Which Drums Make The Best Sound? | Drum Heads Play A Part Too

Drum heads
I'm still playing my poplar Sonor Force 2000 drums.  These are the drums from Germany, not the newer Chinese drums that Sonor makes now. At the time that I bought them, they sounded great.  I knew little about woods at the time, and had a limited budget.  Poplar isn't the hardest of woods, but with the right drum heads, they sound great.  It took me a long time to figure out just which heads would work for those drums.  I'm still trying to figure out what heads work best on a much more expensive set of Yamaha Maple Custom drums that I purchased about ten years ago.  Is there such a thing as the perfect wood or perfect drum head to go with that wood?

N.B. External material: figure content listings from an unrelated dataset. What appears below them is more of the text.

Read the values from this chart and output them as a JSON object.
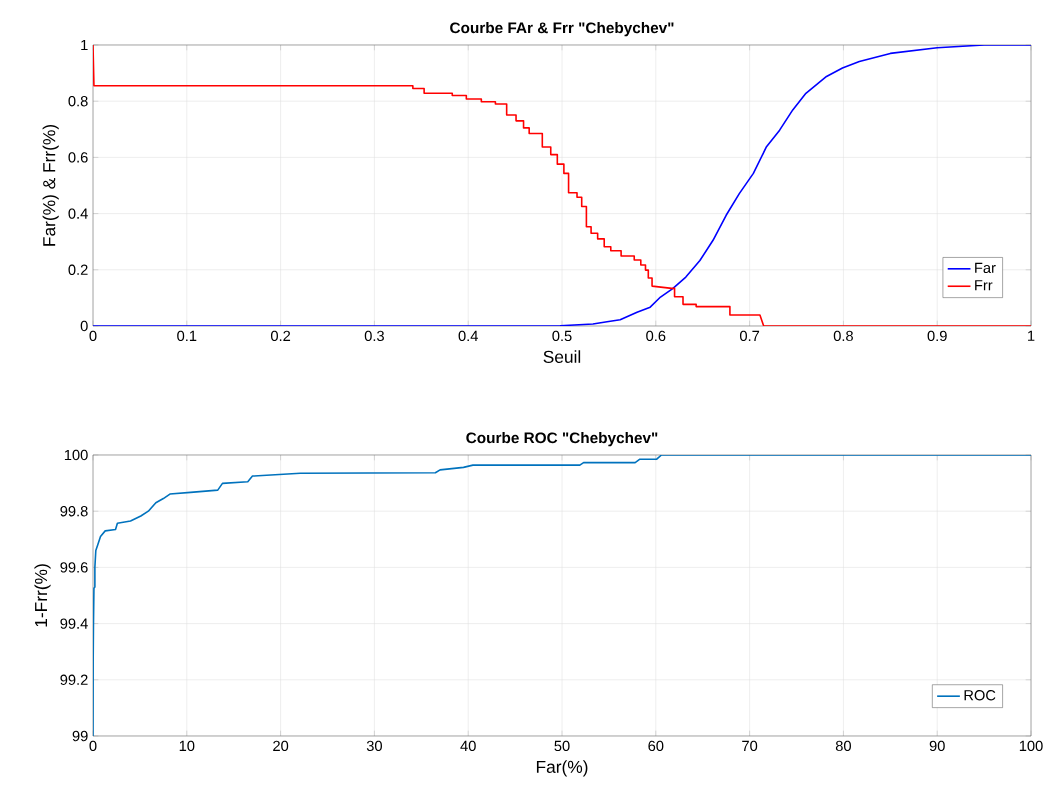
{
  "chart_data": [
    {
      "type": "line",
      "title": "Courbe FAr & Frr \"Chebychev\"",
      "xlabel": "Seuil",
      "ylabel": "Far(%) & Frr(%)",
      "xlim": [
        0,
        1
      ],
      "ylim": [
        0,
        1
      ],
      "xticks": [
        0,
        0.1,
        0.2,
        0.3,
        0.4,
        0.5,
        0.6,
        0.7,
        0.8,
        0.9,
        1
      ],
      "yticks": [
        0,
        0.2,
        0.4,
        0.6,
        0.8,
        1
      ],
      "grid": true,
      "legend": "bottom right",
      "line_style": "solid",
      "series": [
        {
          "name": "Far",
          "color": "#0000ff",
          "x": [
            0,
            0.45,
            0.498,
            0.533,
            0.548,
            0.562,
            0.58,
            0.594,
            0.605,
            0.618,
            0.632,
            0.647,
            0.661,
            0.675,
            0.689,
            0.704,
            0.718,
            0.732,
            0.746,
            0.76,
            0.782,
            0.799,
            0.817,
            0.85,
            0.9,
            0.95,
            1
          ],
          "values": [
            0,
            0,
            0.001,
            0.007,
            0.015,
            0.022,
            0.049,
            0.067,
            0.103,
            0.133,
            0.174,
            0.233,
            0.305,
            0.394,
            0.471,
            0.543,
            0.638,
            0.697,
            0.769,
            0.828,
            0.888,
            0.918,
            0.941,
            0.97,
            0.99,
            1,
            1
          ]
        },
        {
          "name": "Frr",
          "color": "#ff0000",
          "x": [
            0,
            0.001,
            0.341,
            0.341,
            0.353,
            0.353,
            0.383,
            0.383,
            0.398,
            0.398,
            0.414,
            0.414,
            0.429,
            0.429,
            0.441,
            0.441,
            0.451,
            0.451,
            0.459,
            0.459,
            0.465,
            0.465,
            0.479,
            0.479,
            0.488,
            0.488,
            0.495,
            0.495,
            0.502,
            0.502,
            0.507,
            0.507,
            0.516,
            0.516,
            0.521,
            0.521,
            0.526,
            0.526,
            0.531,
            0.531,
            0.538,
            0.538,
            0.545,
            0.545,
            0.552,
            0.552,
            0.563,
            0.563,
            0.577,
            0.577,
            0.584,
            0.584,
            0.589,
            0.589,
            0.592,
            0.592,
            0.596,
            0.596,
            0.617,
            0.62,
            0.62,
            0.629,
            0.629,
            0.643,
            0.643,
            0.679,
            0.679,
            0.711,
            0.715,
            1
          ],
          "values": [
            1,
            0.855,
            0.855,
            0.845,
            0.845,
            0.828,
            0.828,
            0.82,
            0.82,
            0.808,
            0.808,
            0.798,
            0.798,
            0.79,
            0.79,
            0.751,
            0.751,
            0.73,
            0.73,
            0.705,
            0.705,
            0.685,
            0.685,
            0.637,
            0.637,
            0.61,
            0.61,
            0.576,
            0.576,
            0.543,
            0.543,
            0.474,
            0.474,
            0.458,
            0.458,
            0.425,
            0.425,
            0.353,
            0.353,
            0.33,
            0.33,
            0.31,
            0.31,
            0.282,
            0.282,
            0.268,
            0.268,
            0.249,
            0.249,
            0.235,
            0.235,
            0.217,
            0.217,
            0.199,
            0.199,
            0.171,
            0.171,
            0.142,
            0.134,
            0.134,
            0.104,
            0.104,
            0.077,
            0.077,
            0.069,
            0.069,
            0.039,
            0.039,
            0,
            0
          ]
        }
      ]
    },
    {
      "type": "line",
      "title": "Courbe ROC \"Chebychev\"",
      "xlabel": "Far(%)",
      "ylabel": "1-Frr(%)",
      "xlim": [
        0,
        100
      ],
      "ylim": [
        99,
        100
      ],
      "xticks": [
        0,
        10,
        20,
        30,
        40,
        50,
        60,
        70,
        80,
        90,
        100
      ],
      "yticks": [
        99,
        99.2,
        99.4,
        99.6,
        99.8,
        100
      ],
      "grid": true,
      "legend": "bottom right",
      "line_style": "solid",
      "series": [
        {
          "name": "ROC",
          "color": "#0072bd",
          "x": [
            0,
            0.02,
            0.05,
            0.1,
            0.2,
            0.2,
            0.3,
            0.5,
            0.8,
            1.3,
            2.4,
            2.6,
            4.0,
            5.1,
            5.9,
            6.7,
            7.5,
            8.2,
            10.4,
            13.3,
            13.8,
            16.5,
            17,
            22.1,
            36.5,
            37,
            39.5,
            40.5,
            51.9,
            52.3,
            57.8,
            58.3,
            60.1,
            60.6,
            100
          ],
          "values": [
            99,
            99.27,
            99.4,
            99.526,
            99.53,
            99.6,
            99.66,
            99.68,
            99.71,
            99.73,
            99.735,
            99.757,
            99.765,
            99.783,
            99.8,
            99.83,
            99.845,
            99.861,
            99.867,
            99.875,
            99.899,
            99.905,
            99.925,
            99.935,
            99.937,
            99.947,
            99.956,
            99.964,
            99.964,
            99.973,
            99.973,
            99.985,
            99.985,
            100,
            100
          ]
        }
      ]
    }
  ]
}
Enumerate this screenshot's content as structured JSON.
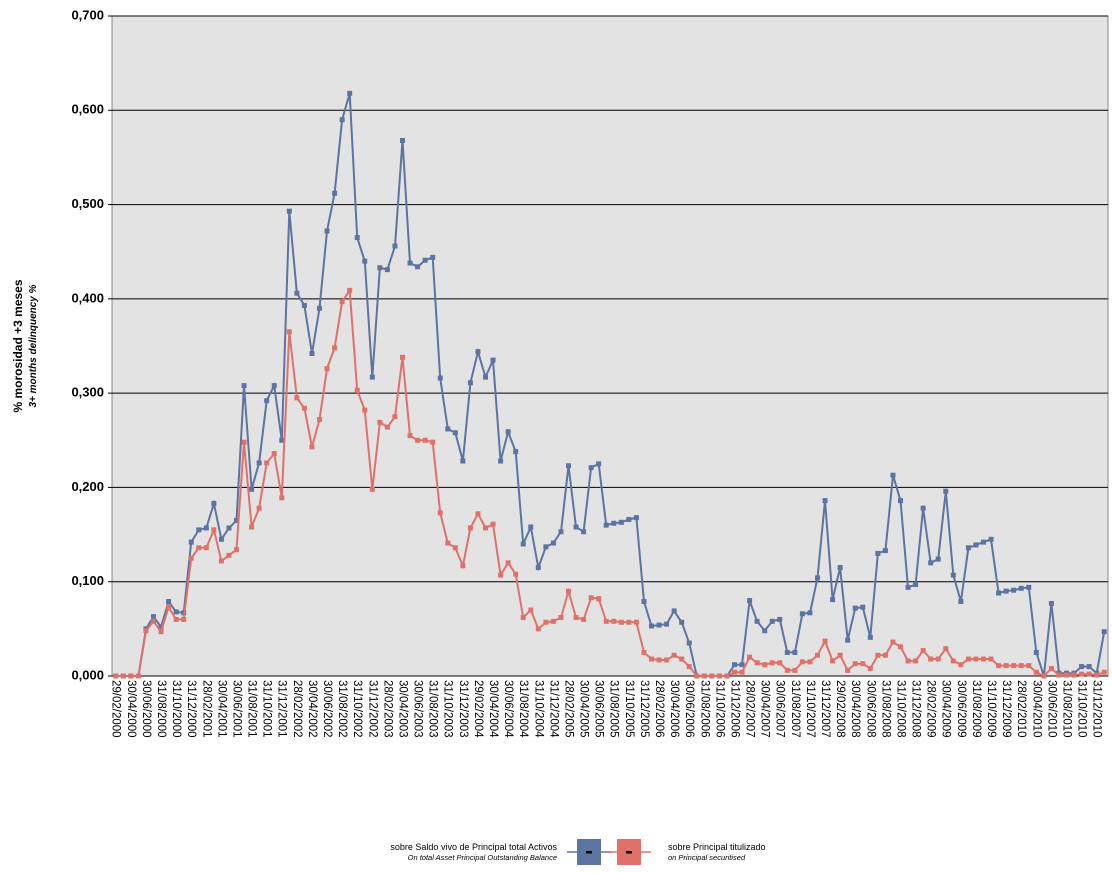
{
  "chart_data": {
    "type": "line",
    "y_label": "% morosidad +3 meses",
    "y_label_en": "3+ months delinquency %",
    "ylim": [
      0,
      0.7
    ],
    "yticks": [
      {
        "value": 0,
        "label": "0,000"
      },
      {
        "value": 0.1,
        "label": "0,100"
      },
      {
        "value": 0.2,
        "label": "0,200"
      },
      {
        "value": 0.3,
        "label": "0,300"
      },
      {
        "value": 0.4,
        "label": "0,400"
      },
      {
        "value": 0.5,
        "label": "0,500"
      },
      {
        "value": 0.6,
        "label": "0,600"
      },
      {
        "value": 0.7,
        "label": "0,700"
      }
    ],
    "grid": true,
    "categories": [
      "29/02/2000",
      null,
      "30/04/2000",
      null,
      "30/06/2000",
      null,
      "31/08/2000",
      null,
      "31/10/2000",
      null,
      "31/12/2000",
      null,
      "28/02/2001",
      null,
      "30/04/2001",
      null,
      "30/06/2001",
      null,
      "31/08/2001",
      null,
      "31/10/2001",
      null,
      "31/12/2001",
      null,
      "28/02/2002",
      null,
      "30/04/2002",
      null,
      "30/06/2002",
      null,
      "31/08/2002",
      null,
      "31/10/2002",
      null,
      "31/12/2002",
      null,
      "28/02/2003",
      null,
      "30/04/2003",
      null,
      "30/06/2003",
      null,
      "31/08/2003",
      null,
      "31/10/2003",
      null,
      "31/12/2003",
      null,
      "29/02/2004",
      null,
      "30/04/2004",
      null,
      "30/06/2004",
      null,
      "31/08/2004",
      null,
      "31/10/2004",
      null,
      "31/12/2004",
      null,
      "28/02/2005",
      null,
      "30/04/2005",
      null,
      "30/06/2005",
      null,
      "31/08/2005",
      null,
      "31/10/2005",
      null,
      "31/12/2005",
      null,
      "28/02/2006",
      null,
      "30/04/2006",
      null,
      "30/06/2006",
      null,
      "31/08/2006",
      null,
      "31/10/2006",
      null,
      "31/12/2006",
      null,
      "28/02/2007",
      null,
      "30/04/2007",
      null,
      "30/06/2007",
      null,
      "31/08/2007",
      null,
      "31/10/2007",
      null,
      "31/12/2007",
      null,
      "29/02/2008",
      null,
      "30/04/2008",
      null,
      "30/06/2008",
      null,
      "31/08/2008",
      null,
      "31/10/2008",
      null,
      "31/12/2008",
      null,
      "28/02/2009",
      null,
      "30/04/2009",
      null,
      "30/06/2009",
      null,
      "31/08/2009",
      null,
      "31/10/2009",
      null,
      "31/12/2009",
      null,
      "28/02/2010",
      null,
      "30/04/2010",
      null,
      "30/06/2010",
      null,
      "31/08/2010",
      null,
      "31/10/2010",
      null,
      "31/12/2010",
      null
    ],
    "series": [
      {
        "name": "sobre Saldo vivo de Principal total Activos",
        "subtitle": "On total Asset Principal Outstanding Balance",
        "color": "#5b74a2",
        "values": [
          0,
          0,
          0,
          0,
          0.05,
          0.063,
          0.052,
          0.079,
          0.068,
          0.067,
          0.142,
          0.155,
          0.157,
          0.183,
          0.145,
          0.157,
          0.165,
          0.308,
          0.198,
          0.226,
          0.292,
          0.308,
          0.25,
          0.493,
          0.406,
          0.393,
          0.342,
          0.39,
          0.472,
          0.512,
          0.59,
          0.618,
          0.465,
          0.44,
          0.317,
          0.433,
          0.431,
          0.456,
          0.568,
          0.438,
          0.434,
          0.441,
          0.444,
          0.316,
          0.262,
          0.258,
          0.228,
          0.311,
          0.344,
          0.317,
          0.335,
          0.228,
          0.259,
          0.238,
          0.14,
          0.158,
          0.115,
          0.137,
          0.141,
          0.153,
          0.223,
          0.158,
          0.153,
          0.221,
          0.225,
          0.16,
          0.162,
          0.163,
          0.166,
          0.168,
          0.079,
          0.053,
          0.054,
          0.055,
          0.069,
          0.057,
          0.035,
          0,
          0,
          0,
          0,
          0,
          0.012,
          0.012,
          0.08,
          0.058,
          0.048,
          0.058,
          0.06,
          0.025,
          0.025,
          0.066,
          0.067,
          0.104,
          0.186,
          0.081,
          0.115,
          0.038,
          0.072,
          0.073,
          0.041,
          0.13,
          0.133,
          0.213,
          0.186,
          0.094,
          0.097,
          0.178,
          0.12,
          0.124,
          0.196,
          0.107,
          0.079,
          0.136,
          0.139,
          0.142,
          0.145,
          0.088,
          0.09,
          0.091,
          0.093,
          0.094,
          0.025,
          0,
          0.077,
          0.003,
          0.003,
          0.003,
          0.01,
          0.01,
          0.003,
          0.047
        ]
      },
      {
        "name": "sobre Principal titulizado",
        "subtitle": "on Principal securitised",
        "color": "#e0716a",
        "values": [
          0,
          0,
          0,
          0,
          0.048,
          0.058,
          0.047,
          0.073,
          0.06,
          0.06,
          0.125,
          0.136,
          0.136,
          0.155,
          0.122,
          0.128,
          0.134,
          0.248,
          0.158,
          0.178,
          0.226,
          0.236,
          0.189,
          0.365,
          0.295,
          0.284,
          0.243,
          0.272,
          0.326,
          0.348,
          0.397,
          0.409,
          0.303,
          0.282,
          0.198,
          0.269,
          0.264,
          0.275,
          0.338,
          0.255,
          0.25,
          0.25,
          0.248,
          0.173,
          0.141,
          0.136,
          0.117,
          0.157,
          0.172,
          0.157,
          0.161,
          0.107,
          0.12,
          0.108,
          0.062,
          0.07,
          0.05,
          0.057,
          0.058,
          0.062,
          0.09,
          0.062,
          0.06,
          0.083,
          0.082,
          0.058,
          0.058,
          0.057,
          0.057,
          0.057,
          0.025,
          0.018,
          0.017,
          0.017,
          0.022,
          0.018,
          0.01,
          0,
          0,
          0,
          0,
          0,
          0.004,
          0.004,
          0.02,
          0.014,
          0.012,
          0.014,
          0.014,
          0.006,
          0.006,
          0.015,
          0.015,
          0.022,
          0.037,
          0.016,
          0.022,
          0.006,
          0.013,
          0.013,
          0.008,
          0.022,
          0.022,
          0.036,
          0.031,
          0.016,
          0.016,
          0.027,
          0.018,
          0.018,
          0.029,
          0.016,
          0.012,
          0.018,
          0.018,
          0.018,
          0.018,
          0.011,
          0.011,
          0.011,
          0.011,
          0.011,
          0.004,
          0,
          0.008,
          0.001,
          0.001,
          0.001,
          0.002,
          0.002,
          0.001,
          0.004
        ]
      }
    ]
  }
}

For the Sonor drums, I'm using the Remo smooth white heads.  These heads (and that wood,) seem to produce a great sound for rock drumming.  The tones are somewhat muted by the 10-mil thickness of the head, but the notes cut through, and the attack is still pretty sharp.  For an attack that is somewhat less sharp, I will sometimes use the coated Ambassador heads.  That is especially the case when I'm playing the maple drums.  As the Sonor drums have been taking a beating for nearly 20 years, their bearing edges are in need of adjusting.  For now, the smooth heads seem to help in that regard.  If I ever get the bearing edges redone, I'll consider switching to a head that isn't as thick.  For a long time, I played the Remo Pinstripe heads on the Sonor kit.  Those heads lasted longer, and that was a good thing for a struggling musician.  Their double ply Mylar construction will reduce the decay, but the overall sound makes your drums sound "fat."

Evans Hydraulic Drum Heads 

For a short while, I tried my luck with Evans Hydraulic heads.  They looked cool, but the muffled decay was just not what I wanted for a sound as I left the world of punk rock, and moved into rock.  If you want a punchy sound, go with the Evans Hydraulic heads.  Don't expect very much sustain on those drums.  I realize that it costs a bit of money in order to experiment with different skins.  What you might want to do is head on over to your local music store, and see what skins are on which types of drums.  If you can test drive the skins, all the better.